Cristina Loera, Writer

The puzzle of the week is a weekly puzzle contest produced by Lymeda Singleton, Mathematics Education teacher in Binnion Hall, in which students can enter and win prizes.

“It teaches different kinds of reasoning because there’s a variety of puzzles… It’s what we call visual or special reasoning… sometimes it’s numerical reasoning.

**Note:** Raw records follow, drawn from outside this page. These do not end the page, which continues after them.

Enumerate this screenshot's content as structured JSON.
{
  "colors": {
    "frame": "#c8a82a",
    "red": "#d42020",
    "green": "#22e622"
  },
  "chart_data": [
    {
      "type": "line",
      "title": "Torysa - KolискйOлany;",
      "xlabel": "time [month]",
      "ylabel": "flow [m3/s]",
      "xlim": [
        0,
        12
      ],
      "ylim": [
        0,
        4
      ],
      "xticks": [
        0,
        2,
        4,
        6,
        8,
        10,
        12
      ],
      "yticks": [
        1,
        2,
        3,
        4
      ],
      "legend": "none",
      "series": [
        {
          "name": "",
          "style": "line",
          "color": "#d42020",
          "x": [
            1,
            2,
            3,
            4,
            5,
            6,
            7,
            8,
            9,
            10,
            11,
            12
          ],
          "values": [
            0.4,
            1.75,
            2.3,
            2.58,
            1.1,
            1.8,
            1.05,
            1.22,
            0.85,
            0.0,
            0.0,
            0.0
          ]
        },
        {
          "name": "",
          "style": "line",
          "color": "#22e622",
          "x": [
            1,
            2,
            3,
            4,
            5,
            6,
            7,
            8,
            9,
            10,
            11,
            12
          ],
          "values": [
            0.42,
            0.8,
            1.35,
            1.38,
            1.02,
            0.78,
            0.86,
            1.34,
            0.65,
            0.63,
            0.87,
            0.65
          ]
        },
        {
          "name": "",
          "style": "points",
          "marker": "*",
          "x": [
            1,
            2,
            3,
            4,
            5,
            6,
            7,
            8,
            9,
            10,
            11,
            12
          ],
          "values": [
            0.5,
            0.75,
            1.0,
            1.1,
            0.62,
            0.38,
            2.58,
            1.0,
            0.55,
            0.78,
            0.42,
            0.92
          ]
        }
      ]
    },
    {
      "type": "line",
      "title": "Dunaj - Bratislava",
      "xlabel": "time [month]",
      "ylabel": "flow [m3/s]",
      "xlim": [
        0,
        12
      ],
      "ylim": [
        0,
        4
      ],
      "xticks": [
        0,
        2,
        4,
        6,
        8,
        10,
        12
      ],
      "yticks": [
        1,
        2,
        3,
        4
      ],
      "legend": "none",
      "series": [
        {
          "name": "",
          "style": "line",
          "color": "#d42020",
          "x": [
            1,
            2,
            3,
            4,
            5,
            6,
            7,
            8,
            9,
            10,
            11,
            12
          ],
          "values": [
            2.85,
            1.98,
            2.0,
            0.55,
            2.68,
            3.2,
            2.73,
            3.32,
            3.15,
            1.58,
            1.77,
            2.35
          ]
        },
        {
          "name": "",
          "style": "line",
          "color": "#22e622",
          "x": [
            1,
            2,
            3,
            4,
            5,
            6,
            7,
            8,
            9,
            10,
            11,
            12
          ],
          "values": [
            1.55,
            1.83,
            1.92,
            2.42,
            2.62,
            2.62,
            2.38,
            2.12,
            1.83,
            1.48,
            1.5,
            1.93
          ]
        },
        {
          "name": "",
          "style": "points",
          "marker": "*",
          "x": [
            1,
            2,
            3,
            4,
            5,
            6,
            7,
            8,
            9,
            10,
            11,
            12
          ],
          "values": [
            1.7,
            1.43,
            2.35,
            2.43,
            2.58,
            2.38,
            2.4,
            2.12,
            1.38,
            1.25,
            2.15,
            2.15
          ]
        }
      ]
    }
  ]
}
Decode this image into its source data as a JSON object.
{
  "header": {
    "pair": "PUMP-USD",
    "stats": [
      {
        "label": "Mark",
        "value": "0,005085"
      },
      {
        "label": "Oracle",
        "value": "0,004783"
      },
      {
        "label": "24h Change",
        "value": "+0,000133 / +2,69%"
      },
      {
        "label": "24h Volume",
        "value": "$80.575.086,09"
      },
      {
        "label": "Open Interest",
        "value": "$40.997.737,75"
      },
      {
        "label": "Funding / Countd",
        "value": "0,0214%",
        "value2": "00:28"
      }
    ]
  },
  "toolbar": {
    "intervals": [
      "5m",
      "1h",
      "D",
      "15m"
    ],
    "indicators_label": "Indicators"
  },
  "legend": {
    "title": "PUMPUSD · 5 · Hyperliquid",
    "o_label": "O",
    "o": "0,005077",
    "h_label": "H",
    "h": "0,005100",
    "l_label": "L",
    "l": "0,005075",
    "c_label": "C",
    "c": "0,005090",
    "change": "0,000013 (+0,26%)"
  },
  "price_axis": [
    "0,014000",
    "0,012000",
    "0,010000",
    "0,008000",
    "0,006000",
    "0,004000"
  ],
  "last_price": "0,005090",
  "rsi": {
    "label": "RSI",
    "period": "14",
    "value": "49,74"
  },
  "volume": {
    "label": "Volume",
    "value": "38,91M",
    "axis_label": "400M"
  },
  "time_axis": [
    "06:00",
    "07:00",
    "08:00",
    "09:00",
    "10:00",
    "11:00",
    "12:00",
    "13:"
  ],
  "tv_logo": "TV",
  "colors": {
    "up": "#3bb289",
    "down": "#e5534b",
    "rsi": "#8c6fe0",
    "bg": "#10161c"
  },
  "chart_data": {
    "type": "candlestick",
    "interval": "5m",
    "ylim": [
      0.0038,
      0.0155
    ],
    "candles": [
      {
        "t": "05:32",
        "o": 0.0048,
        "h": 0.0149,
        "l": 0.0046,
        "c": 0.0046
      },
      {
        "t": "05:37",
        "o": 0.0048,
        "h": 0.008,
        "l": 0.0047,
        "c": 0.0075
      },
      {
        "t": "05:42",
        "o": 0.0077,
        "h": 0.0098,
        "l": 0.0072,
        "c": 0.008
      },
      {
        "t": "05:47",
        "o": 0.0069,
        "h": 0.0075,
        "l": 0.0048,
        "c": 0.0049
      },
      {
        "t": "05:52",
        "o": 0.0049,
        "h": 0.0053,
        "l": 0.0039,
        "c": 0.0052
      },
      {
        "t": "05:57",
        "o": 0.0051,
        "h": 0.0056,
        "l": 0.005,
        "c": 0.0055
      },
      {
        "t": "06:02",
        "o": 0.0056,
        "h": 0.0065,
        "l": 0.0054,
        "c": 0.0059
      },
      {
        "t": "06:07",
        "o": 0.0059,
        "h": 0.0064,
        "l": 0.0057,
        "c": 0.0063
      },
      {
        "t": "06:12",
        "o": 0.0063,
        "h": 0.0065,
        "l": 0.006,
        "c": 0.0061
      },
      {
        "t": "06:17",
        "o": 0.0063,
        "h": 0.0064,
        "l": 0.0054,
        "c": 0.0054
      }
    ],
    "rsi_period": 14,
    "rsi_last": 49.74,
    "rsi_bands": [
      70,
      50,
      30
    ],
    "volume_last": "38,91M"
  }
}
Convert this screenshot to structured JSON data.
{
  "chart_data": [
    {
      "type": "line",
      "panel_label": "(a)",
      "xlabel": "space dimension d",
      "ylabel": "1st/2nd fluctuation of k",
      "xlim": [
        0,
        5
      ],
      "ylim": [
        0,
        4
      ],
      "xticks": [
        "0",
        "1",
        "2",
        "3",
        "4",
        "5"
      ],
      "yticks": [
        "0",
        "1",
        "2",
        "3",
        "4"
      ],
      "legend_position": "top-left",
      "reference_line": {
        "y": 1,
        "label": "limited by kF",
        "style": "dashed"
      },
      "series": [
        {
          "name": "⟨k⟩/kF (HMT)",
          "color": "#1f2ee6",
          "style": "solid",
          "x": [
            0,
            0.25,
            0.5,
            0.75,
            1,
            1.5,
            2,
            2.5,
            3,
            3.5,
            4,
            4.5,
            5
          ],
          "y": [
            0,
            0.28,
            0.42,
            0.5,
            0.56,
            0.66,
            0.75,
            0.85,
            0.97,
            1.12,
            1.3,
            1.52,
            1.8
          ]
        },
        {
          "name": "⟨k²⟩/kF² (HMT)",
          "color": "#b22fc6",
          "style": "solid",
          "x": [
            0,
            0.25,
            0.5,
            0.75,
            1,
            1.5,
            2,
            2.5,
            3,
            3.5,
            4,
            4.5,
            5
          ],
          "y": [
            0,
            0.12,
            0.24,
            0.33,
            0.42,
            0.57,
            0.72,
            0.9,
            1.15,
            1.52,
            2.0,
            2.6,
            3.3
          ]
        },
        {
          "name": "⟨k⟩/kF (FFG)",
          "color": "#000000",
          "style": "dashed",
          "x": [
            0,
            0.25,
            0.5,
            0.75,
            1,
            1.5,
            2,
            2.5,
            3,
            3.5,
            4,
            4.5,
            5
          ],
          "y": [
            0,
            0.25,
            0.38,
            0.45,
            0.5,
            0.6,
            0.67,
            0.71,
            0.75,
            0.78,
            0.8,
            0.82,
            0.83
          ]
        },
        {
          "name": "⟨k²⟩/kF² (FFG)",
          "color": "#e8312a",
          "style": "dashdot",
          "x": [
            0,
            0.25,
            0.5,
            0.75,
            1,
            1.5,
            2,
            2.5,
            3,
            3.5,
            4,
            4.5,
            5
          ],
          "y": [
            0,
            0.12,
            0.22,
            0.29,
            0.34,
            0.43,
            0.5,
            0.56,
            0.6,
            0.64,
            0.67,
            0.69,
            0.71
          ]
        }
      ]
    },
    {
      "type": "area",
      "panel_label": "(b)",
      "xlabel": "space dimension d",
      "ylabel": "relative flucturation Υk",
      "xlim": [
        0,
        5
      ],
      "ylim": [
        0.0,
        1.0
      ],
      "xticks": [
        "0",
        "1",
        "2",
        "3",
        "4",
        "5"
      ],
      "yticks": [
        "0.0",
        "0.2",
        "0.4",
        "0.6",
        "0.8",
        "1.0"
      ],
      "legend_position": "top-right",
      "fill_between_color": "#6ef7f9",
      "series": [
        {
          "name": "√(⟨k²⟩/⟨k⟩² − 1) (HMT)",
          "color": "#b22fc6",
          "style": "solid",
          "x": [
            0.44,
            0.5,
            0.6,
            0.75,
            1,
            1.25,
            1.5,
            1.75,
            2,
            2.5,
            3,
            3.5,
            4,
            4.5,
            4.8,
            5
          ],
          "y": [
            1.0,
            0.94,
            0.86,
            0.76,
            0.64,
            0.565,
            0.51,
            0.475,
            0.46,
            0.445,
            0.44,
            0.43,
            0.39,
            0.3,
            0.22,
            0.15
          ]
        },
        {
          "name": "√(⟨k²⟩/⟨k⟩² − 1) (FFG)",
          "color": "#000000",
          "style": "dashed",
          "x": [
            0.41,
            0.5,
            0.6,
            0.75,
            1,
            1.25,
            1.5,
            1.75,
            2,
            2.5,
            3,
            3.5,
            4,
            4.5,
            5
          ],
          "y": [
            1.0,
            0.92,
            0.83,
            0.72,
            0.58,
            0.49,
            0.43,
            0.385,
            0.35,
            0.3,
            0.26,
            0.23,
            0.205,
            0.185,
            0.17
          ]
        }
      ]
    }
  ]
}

It also develops abilities to look at the big picture and little picture and find the detailed clues” Singleton said.

Singleton first encountered the puzzle of the week idea from her previous 20-year teaching position at Abilene Christian University, where a fellow colleague developed a “Problem of the Week”.

“When I came [to Texas A&M University-Commerce], we were looking at a way for students to be engaged in Math, I proposed [the weekly puzzle] to a department head that we had then, and they were interested,” Singleton said.

Singleton started out with Problem of the Week, but found that there was more participation on the weeks that she did a puzzle, and within a couple of years, the Problem of the Week evolved into the Puzzle of the Week.

“I have 35 puzzles disappear every week… I usually have 10-12 turn it in every time… There’s a lot of people doing them or working on them,” Singleton said.

The puzzles are not the creation of Singleton.

“I will sit down about once a month and search for about four hours,” Singleton said. “I have about 12 websites that I pull… I basically look for puzzles all the time.”

Puzzles used in Puzzle of the Week may include a Japanese Futoshiki, a type of Sudoku puzzle using greater than or less than signs, a Strimko, a puzzle based on the idea of Latin squares, or a Shikaku, a rectangular grid puzzle, among others.

The only restrictions for entering this weekly contest is to complete the puzzle individually.

Students can earn prizes two ways: as a semester competition by having the most correct puzzles turned in, or by earning tickets. Each student earns a ticket for every correct puzzle turned in on time, and after the accumulation of ten tickets, a prize is earned. The semester competition prize is a $20 gift card awarded to an undergraduate and another $20 gift card awarded to a graduate.

“Anybody is allowed to enter and we encourage them to come. It’s a lot of fun,” Singleton said.

Copies of the Puzzle of the Week are found outside Binnion 328. The puzzle is posted every Friday and is due ten days later.